After graduating Cum Laude, she lived and worked as an accountant in and around D.C. for 23 years before moving back to Mayflower in 2014. Through events coordinated by Mrs. Gill, Garr and her peers met President Bill Clinton and his family at least three times, along with Rodney Slater who was the nation’s Secretary of Transportation under Clinton.
When you visit with Mrs. Gill, her gracious presence fills the room. She credits many other community members who aided the program, including Ann King, Maria Hoskins and Elaine Goode.
A recent “graduate” of the program is Patrick Randall, deputy court clerk of civil/small claims in Faulkner County District Court.
“Mrs. Gill has made a tremendous impact on my life,” Randall said. “Her passion for wanting to see the best out of people is well known and she cares deeply for everyone she meets. I’ve been on numerous trips and seminars and have learned something every single time. My favorite trip was the one we took to Louisville, Ky. If it wasn’t for YARN and Mrs. Gill playing a part in my upbringing, I would not be the successful young man that I am today.”

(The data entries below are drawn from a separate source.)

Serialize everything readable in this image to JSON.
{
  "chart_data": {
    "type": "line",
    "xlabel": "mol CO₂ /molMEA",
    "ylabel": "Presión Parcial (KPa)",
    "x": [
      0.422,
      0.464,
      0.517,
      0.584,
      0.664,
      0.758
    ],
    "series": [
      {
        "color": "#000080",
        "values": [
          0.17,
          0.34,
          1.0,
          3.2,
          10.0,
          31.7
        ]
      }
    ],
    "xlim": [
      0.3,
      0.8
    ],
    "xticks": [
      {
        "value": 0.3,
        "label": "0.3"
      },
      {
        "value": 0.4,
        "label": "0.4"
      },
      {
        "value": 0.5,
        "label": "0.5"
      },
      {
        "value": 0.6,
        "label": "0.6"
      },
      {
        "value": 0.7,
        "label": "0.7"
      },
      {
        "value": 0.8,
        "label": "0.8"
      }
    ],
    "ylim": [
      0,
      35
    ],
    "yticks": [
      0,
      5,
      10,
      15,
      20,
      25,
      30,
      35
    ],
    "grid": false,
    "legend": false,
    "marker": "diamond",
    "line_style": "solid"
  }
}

Educational trips have been planned annually since 1994, except for two years which includes 2020. The trip for 42 children and adults has been put on hold until COVID-19 bans lift. Through the years, buses of youth from Mayflower, Morrilton, Menifee and Pulaski County have traveled to places like the Coca-Cola Bottling Company in Atlanta, Ga.; the Ark in Kentucky; Birmingham, Ala.; the museum in Macon, Ga., where submarines and war boats are displayed; to St. Jude and the MLK Museum in Memphis, Tenn.; Cape Canaveral and Disney World in Florida. At the National Baptist Congress of Education, some students had the chance to sing in a choir of 10,000 children.
“The kids have had tremendous opportunities,” Mrs. Gill said. “Of all the trips, there were always one or two who were encouraged by what they saw.”
And that’s all the motivation she needs to continue investing time every day so kids can have a brighter future. The special lady finds her reward in seeing them prosper.